Bien plus encore qu’une antinomie technique ou culturelle, elle est économique et politique.
En cause ?
La neutralité, le vide économique du camping sauvage qui ne coûte rien et ne rapporte rien. Cette gratuité, cette vacuité économique est insoutenable pour ceux qui prennent un crédit, tant pour leur maison que pour leur camping-car !
Elle est aussi politique car elle fait fi de la propriété privée, de l’attachement à la terre. La vie du sédentaire se construit dans le territoire, dans sa possession ou dans son usage durable, exclusif ou non. L’appropriation de l’espace a pour conséquence son morcellement, sa division et l’établissement, dans des processus négociés ou de long terme, de règles d’interaction entre les propriétaires ou les privilégiés qui possèdent un droit d’usage ou d’occupation temporaire.

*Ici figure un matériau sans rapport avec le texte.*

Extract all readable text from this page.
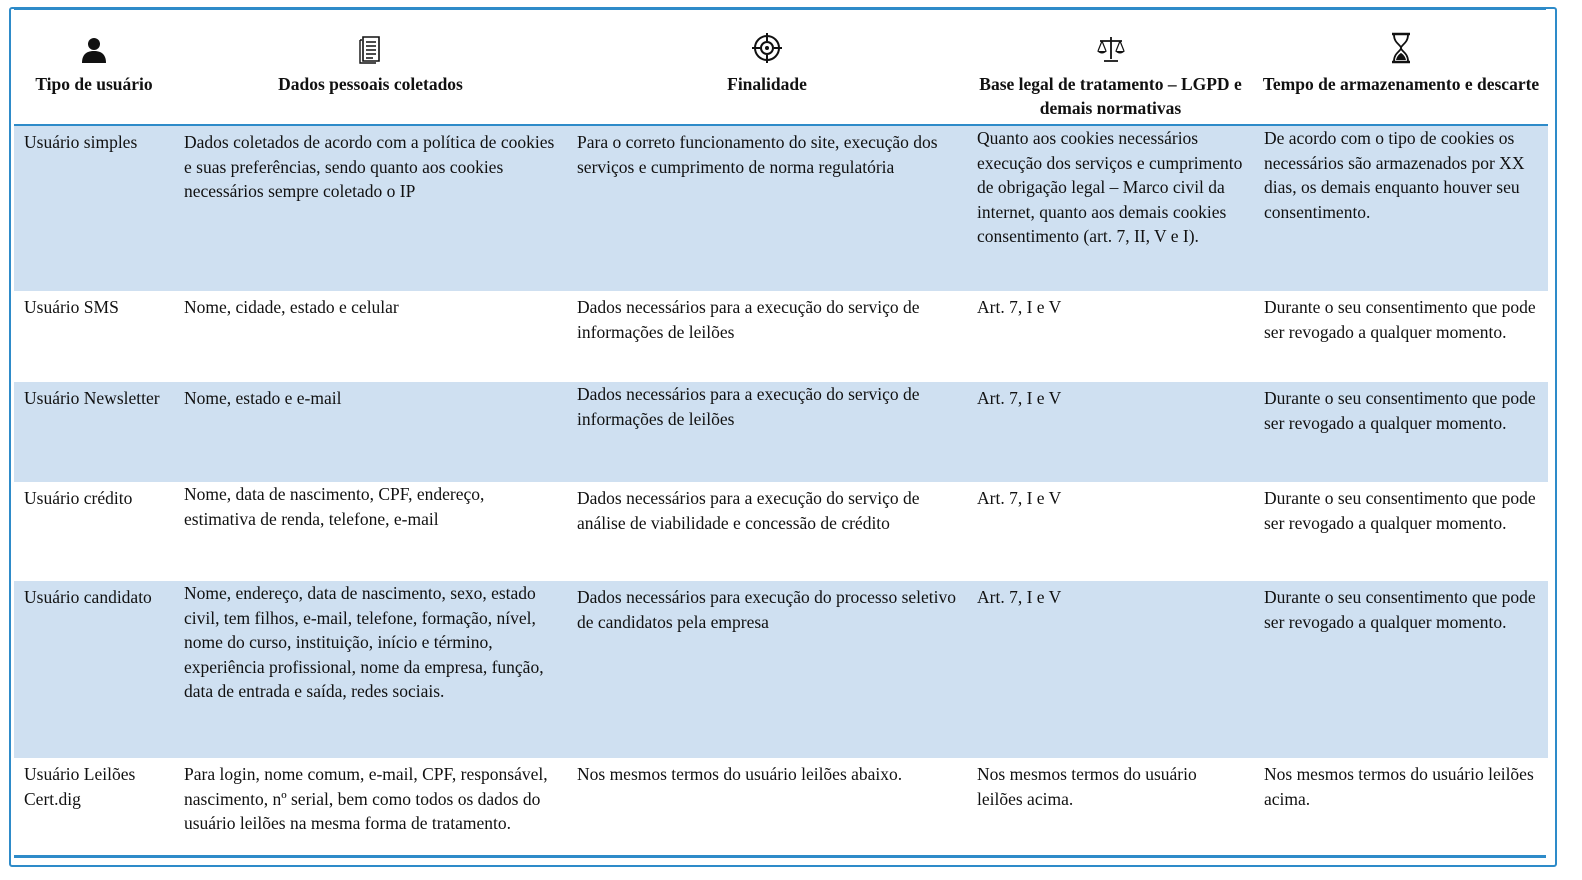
Tipo de usuário	Dados pessoais coletados	Finalidade	Base legal de tratamento – LGPD e demais normativas	Tempo de armazenamento e descarte
Usuário simples	Dados coletados de acordo com a política de cookies e suas preferências, sendo quanto aos cookies necessários sempre coletado o IP	Para o correto funcionamento do site, execução dos serviços e cumprimento de norma regulatória	Quanto aos cookies necessários execução dos serviços e cumprimento de obrigação legal – Marco civil da internet, quanto aos demais cookies consentimento (art. 7, II, V e I).	De acordo com o tipo de cookies os necessários são armazenados por XX dias, os demais enquanto houver seu consentimento.
Usuário SMS	Nome, cidade, estado e celular	Dados necessários para a execução do serviço de informações de leilões	Art. 7, I e V	Durante o seu consentimento que pode ser revogado a qualquer momento.
Usuário Newsletter	Nome, estado e e-mail	Dados necessários para a execução do serviço de informações de leilões	Art. 7, I e V	Durante o seu consentimento que pode ser revogado a qualquer momento.
Usuário crédito	Nome, data de nascimento, CPF, endereço, estimativa de renda, telefone, e-mail	Dados necessários para a execução do serviço de análise de viabilidade e concessão de crédito	Art. 7, I e V	Durante o seu consentimento que pode ser revogado a qualquer momento.
Usuário candidato	Nome, endereço, data de nascimento, sexo, estado civil, tem filhos, e-mail, telefone, formação, nível, nome do curso, instituição, início e término, experiência profissional, nome da empresa, função, data de entrada e saída, redes sociais.	Dados necessários para execução do processo seletivo de candidatos pela empresa	Art. 7, I e V	Durante o seu consentimento que pode ser revogado a qualquer momento.
Usuário Leilões Cert.dig	Para login, nome comum, e-mail, CPF, responsável, nascimento, nº serial, bem como todos os dados do usuário leilões na mesma forma de tratamento.	Nos mesmos termos do usuário leilões abaixo.	Nos mesmos termos do usuário leilões acima.	Nos mesmos termos do usuário leilões acima.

Le temps, les us et les coutumes, le Droit, figent, entérinent ce morcellement. Ils stabilisent des pavages, des emboîtements géométriques, des lignes virtuelles. La règle, le Droit, la rectitude naissent dans cette représentation abstraite et mathématique de la possession, de l’interaction planifiée. À chacun sa place, son identité, son territoire. Au sein de l’espace que délimite la frontière, le même, la propriété immatérielle, les caractéristiques de ce qui fait Soi. Le système est structuré dans l’espace et dans le temps. Fragile édifice qui mourra avec les représentations collectives qui lui confèrent une concrétude illusoire.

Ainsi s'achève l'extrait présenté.